Im Jahr 1999 war die Nachfrage so stark, dass der
Sozial- und Arbeitsmarktreferent die vorgesehenen
Landesgelder für die Aktion von sieben auf neun
Millionen Schilling aufstocken musste. Auch heuer
rechnet Buchleitner mit einem vergleichbaren Betrag,
der aus dem Territorialen Beschäftigungspakt (TEP)
"Arbeit für Salzburg" finanziert wird.

Die bisherigen Gesamtkosten von 72,8 Millionen
Schilling seit 1998 bedeuten, dass für jeden
Betroffenen rund 100.000 Schilling aufgewendet wurden.
Für Buchleitner ist dieser Betrag vertretbar: "Jeder
Arbeitslose kostet der öffentlichen Hand weitaus mehr.
Außerdem bedeutet Arbeitslosigkeit, dass
Steuereinnahmen entfallen, Sozialversicherungsbeiträge
nicht gezahlt werden und die geringere Kaufkraft
Nachteile für die heimische Wirtschaft mit sich
bringt."

Weitaus schwerer wiegt jedoch die hoffnungslose
Situation der Betroffenen: "Bei älteren Arbeitslosen,
die bisher mit beiden Beinen im Berufsleben gestanden
sind, brechen nach wenigen Monaten erfolgsloser
Stellensuche die Motivation und das Selbstwertgefühl
zusammen.

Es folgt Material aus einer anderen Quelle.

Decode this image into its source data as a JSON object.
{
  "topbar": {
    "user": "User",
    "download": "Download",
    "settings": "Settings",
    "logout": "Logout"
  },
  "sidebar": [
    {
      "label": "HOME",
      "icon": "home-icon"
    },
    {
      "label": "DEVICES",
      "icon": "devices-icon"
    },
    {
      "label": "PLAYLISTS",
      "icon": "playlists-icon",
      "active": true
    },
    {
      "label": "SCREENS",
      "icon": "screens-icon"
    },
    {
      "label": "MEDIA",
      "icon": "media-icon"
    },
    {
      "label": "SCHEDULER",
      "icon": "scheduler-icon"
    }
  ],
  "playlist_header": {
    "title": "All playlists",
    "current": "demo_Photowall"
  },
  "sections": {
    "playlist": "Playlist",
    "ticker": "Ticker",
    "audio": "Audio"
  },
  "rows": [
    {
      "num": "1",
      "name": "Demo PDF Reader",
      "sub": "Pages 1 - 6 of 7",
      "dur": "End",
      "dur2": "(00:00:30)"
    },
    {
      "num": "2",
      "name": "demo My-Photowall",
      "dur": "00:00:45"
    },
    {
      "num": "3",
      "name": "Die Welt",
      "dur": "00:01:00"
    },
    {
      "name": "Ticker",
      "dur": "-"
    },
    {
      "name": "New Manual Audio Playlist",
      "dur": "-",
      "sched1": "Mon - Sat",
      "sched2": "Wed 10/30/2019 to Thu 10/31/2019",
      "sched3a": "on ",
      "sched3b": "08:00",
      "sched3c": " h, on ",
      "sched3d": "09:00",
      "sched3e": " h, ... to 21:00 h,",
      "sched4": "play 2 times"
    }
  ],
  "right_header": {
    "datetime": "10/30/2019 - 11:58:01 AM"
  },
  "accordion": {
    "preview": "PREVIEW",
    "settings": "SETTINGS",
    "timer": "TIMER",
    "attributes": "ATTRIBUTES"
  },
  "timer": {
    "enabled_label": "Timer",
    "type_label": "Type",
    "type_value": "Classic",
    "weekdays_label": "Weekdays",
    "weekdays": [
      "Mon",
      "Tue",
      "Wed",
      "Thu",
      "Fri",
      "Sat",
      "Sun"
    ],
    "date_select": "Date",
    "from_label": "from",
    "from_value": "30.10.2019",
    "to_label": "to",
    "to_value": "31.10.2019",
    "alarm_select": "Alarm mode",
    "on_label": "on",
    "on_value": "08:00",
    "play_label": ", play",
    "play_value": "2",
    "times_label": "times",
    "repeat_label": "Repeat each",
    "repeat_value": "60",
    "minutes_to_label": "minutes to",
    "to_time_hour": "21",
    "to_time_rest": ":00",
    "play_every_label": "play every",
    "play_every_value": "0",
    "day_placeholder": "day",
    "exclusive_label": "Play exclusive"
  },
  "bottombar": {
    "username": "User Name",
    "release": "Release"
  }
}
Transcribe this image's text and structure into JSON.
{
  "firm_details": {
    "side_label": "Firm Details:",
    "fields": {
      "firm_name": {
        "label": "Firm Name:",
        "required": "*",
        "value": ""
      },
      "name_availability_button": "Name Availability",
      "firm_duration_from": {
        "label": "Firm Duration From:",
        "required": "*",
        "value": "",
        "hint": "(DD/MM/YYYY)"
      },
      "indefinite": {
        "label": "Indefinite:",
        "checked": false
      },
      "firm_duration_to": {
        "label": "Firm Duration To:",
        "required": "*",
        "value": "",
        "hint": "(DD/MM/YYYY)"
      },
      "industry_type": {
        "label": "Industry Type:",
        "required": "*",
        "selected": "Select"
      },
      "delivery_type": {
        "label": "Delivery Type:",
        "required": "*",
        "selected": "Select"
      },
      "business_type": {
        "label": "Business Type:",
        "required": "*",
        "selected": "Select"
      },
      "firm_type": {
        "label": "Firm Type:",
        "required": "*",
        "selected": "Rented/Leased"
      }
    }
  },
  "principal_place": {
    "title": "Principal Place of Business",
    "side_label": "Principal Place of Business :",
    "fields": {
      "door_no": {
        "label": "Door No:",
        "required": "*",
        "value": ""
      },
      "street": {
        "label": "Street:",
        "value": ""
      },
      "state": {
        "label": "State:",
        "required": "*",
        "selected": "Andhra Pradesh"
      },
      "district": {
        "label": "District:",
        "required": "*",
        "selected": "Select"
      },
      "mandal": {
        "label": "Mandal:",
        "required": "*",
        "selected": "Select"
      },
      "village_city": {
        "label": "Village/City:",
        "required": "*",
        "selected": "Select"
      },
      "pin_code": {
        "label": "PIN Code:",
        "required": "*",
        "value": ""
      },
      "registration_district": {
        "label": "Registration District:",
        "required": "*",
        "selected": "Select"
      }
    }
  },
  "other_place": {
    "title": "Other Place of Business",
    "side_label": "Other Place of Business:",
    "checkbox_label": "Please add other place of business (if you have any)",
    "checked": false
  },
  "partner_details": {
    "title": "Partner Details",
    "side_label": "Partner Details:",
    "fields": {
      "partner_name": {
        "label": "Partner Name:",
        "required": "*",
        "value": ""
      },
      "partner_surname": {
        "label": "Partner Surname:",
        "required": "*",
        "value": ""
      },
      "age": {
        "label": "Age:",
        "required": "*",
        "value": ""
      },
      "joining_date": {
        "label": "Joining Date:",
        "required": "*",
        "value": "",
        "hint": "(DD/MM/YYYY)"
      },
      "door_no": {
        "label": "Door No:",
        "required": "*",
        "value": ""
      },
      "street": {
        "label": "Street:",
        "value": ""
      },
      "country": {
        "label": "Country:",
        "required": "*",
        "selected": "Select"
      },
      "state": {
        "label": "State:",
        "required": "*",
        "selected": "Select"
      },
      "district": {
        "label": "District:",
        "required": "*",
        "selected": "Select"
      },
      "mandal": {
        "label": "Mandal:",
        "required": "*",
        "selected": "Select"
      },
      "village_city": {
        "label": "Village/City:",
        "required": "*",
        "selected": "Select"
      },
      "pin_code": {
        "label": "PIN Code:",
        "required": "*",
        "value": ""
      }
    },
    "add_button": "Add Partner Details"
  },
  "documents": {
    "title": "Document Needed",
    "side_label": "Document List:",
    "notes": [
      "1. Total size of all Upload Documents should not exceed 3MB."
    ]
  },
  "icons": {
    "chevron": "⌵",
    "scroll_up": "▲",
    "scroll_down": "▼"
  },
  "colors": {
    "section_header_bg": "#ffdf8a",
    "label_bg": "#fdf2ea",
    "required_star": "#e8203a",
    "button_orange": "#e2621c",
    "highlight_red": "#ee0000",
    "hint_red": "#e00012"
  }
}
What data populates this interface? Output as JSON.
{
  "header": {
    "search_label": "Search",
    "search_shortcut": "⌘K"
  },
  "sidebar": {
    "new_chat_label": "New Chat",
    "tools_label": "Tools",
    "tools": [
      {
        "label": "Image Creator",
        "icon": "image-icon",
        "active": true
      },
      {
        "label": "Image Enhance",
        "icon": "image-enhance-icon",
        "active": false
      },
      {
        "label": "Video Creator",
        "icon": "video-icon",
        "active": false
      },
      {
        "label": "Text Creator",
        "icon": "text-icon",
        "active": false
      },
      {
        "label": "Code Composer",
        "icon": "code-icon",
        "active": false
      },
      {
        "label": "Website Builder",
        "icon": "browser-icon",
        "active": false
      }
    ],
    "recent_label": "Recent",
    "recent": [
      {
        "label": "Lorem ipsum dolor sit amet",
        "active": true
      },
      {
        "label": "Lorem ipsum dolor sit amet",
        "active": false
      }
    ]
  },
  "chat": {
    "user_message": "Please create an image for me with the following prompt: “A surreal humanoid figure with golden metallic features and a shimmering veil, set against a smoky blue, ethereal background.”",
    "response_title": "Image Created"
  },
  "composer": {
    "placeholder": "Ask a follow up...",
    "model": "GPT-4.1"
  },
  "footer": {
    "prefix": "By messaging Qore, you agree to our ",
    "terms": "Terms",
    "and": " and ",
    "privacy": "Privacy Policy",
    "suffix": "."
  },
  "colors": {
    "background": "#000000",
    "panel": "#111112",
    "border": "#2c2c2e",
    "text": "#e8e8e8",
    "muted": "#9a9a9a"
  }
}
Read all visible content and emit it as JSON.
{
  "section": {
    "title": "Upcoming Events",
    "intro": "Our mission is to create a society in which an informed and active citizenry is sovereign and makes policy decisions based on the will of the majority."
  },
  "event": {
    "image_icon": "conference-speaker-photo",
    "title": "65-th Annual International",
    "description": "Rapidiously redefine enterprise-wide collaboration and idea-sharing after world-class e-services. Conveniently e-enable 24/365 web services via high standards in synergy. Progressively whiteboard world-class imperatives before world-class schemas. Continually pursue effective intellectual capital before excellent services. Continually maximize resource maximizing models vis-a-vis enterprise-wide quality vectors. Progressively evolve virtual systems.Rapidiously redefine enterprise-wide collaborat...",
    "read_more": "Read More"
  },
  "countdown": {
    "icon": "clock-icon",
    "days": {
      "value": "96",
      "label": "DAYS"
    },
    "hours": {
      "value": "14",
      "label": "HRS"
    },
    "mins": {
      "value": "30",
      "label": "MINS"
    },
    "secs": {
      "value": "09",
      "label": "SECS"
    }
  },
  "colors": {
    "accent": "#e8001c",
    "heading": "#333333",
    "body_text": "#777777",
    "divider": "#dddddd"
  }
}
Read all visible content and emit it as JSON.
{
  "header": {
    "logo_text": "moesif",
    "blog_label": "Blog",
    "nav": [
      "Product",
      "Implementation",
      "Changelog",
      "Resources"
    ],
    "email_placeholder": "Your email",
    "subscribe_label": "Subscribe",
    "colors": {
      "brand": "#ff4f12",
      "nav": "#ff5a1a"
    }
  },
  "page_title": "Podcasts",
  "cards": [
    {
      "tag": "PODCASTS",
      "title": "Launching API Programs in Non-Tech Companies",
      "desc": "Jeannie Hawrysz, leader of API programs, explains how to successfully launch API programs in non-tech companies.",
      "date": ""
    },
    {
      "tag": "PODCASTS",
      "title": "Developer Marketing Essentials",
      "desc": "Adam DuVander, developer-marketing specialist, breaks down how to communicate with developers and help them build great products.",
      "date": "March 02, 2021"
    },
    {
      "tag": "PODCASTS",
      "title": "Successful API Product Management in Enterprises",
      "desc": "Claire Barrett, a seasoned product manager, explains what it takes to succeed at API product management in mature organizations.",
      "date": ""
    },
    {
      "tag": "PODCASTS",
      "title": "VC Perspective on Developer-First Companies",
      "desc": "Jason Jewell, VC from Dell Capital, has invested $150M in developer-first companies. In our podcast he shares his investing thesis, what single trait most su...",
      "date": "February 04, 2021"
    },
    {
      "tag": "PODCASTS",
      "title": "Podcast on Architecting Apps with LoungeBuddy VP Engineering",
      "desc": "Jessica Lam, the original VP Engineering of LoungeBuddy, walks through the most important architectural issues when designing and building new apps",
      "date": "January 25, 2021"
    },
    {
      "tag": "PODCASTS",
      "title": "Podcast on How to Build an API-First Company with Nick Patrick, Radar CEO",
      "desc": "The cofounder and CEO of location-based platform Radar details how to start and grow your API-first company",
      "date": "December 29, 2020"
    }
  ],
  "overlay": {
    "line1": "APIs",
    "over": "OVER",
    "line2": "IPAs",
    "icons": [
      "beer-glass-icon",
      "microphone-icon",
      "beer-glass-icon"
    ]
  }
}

Mit über 45 am Arbeitsmarkt nicht mehr
gebraucht zu werden, ist vor allem ein psychisches
Problem", weiß Buchleitner.

Um die Aktion "45 plus" zu unterstützen, wurde ein
"Job-Coach für Ältere" eingesetzt. Er widmet sich den
über 45-jährigen Arbeitssuchenden in intensiven Beratungsgesprächen und nimmt mit einzelnen Betrieben
Kontakt auf, um eine maßgeschneiderte Vermittlung zu
ermöglichen. Seit dem Start der Aktion hat der "Job
Coach" mehr als 200 Betriebsbesuche durchgeführt und -
für teilweise sehr problematische Fälle - knapp 100 Dienstverhältnisse vermittelt. Ständig befinden sich
etwa 50 ältere Arbeitslose in seiner Betreuung. In
Hinkunft wird er auch über Altersteilzeitmodelle
informieren. "Mit der individuellen Betreuung älterer
Arbeitsloser und maßgeschneiderten Angeboten für
interessierte Firmen liegen wir genau richtig",
erklärt sich Buchleitner den Erfolg seiner Initiative.